In the midst of this monsoon season, persons in my household decided it was time to paint the deck with waterproofing sealant. This isn’t the best timing, but I have to admire their initiative. This meant the container plants on the deck needed to make their way to temporary quarters on the front path where it’s hotter than Hades in midsummer.
Large pots of tomatoes, begonias, pelargoniums, moonflower and morning glory vines, and several flats of annuals still yearning to be planted are currently dazed and bewildered in a suddenly brighter location. The newly painted deck wood is slow to dry, and the containers have been on the front path for more than a week.
The cooler, spa-like conditions of the back deck have made these plants tender. With no need to develop thicker skins to shelter interior tissues from ultraviolet rays, they’ve grown lush foliage and extended their stems to gather light. Now they’re reeling from full exposure to sun and wind, and I can see small leaves beginning to turn crisp at the edges. They were watered three times weekly on the deck, but now they’re in full wilt, requiring watering twice daily.

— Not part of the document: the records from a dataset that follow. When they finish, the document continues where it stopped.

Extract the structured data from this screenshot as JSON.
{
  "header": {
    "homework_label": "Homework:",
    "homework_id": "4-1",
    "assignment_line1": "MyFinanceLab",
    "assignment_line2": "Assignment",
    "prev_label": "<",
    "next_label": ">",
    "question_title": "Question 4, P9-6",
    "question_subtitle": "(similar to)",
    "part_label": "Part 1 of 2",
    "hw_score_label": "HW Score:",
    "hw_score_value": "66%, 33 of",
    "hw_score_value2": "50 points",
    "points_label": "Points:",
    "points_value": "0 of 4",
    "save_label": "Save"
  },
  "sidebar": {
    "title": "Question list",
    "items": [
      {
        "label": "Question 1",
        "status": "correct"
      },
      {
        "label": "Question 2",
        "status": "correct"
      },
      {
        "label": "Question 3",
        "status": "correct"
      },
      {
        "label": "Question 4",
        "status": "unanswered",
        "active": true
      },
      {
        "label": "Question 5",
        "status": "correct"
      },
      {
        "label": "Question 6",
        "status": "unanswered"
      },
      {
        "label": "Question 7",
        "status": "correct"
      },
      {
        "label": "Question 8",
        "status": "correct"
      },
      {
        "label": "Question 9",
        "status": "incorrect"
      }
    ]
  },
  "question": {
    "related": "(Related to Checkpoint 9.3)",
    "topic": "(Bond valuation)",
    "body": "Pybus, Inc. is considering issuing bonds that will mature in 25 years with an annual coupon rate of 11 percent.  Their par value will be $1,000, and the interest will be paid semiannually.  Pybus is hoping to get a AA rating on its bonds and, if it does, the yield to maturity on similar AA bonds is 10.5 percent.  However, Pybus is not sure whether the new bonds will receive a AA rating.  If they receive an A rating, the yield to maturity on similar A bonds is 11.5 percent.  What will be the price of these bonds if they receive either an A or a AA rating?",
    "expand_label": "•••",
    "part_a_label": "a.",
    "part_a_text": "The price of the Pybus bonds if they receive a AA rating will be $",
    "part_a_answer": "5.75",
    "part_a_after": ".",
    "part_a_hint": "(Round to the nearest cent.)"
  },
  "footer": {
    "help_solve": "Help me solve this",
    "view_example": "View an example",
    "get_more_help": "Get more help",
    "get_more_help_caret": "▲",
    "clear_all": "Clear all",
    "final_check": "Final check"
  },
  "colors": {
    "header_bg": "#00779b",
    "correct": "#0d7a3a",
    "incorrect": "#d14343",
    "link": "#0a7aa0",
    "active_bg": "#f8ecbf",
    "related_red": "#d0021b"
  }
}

I’ve tried to fall back on the guidelines for container plants in stressful circumstances, clustering them together to form a microclimate (no effort required for that, as the path is already crowded), and frequently misting with a fine hose nozzle to temporarily cool foliage. I’ve also cut back stems to ease stress on root systems unable to adequately service limp leaves. I tried draping the containers with a white bed sheet to reflect light off their heated surfaces. These efforts are helpful, but haven’t solved the problem in any large way.
What has made a difference has been mulching the soil surface in each container. No matter if it’s a field of roses or a pot of begonias, covering the soil with organic mulch is the first and best defense against heat and drought. I was able to scrounge up enough leaves, pine needles and shredded bark to put a two- to three-inch (5- to 8-cm) layer of mulch around the stems in each pot, being sure to extend the materials all the way to the pot rims, and leaving no cracks where sunlight can enter. I learned that the depth of mulch is key to really keeping soil temperature cool, or at least cooler than it might be when fully exposed. A thin mulch (one inch / 2.5 cm or less) really didn’t do much, but the deeper layer resulted in cooler soil. As well, there is significantly less moisture evaporating, and watering has been cut down to once daily, delivered at night when plant tissues imbibe water and repair their cells.
It’s been a rough season for plants in containers, and there are still lessons to be learned about protecting them from excessive heat. I would also like the deck to finally dry, and for someone to spray the gardener with a hose.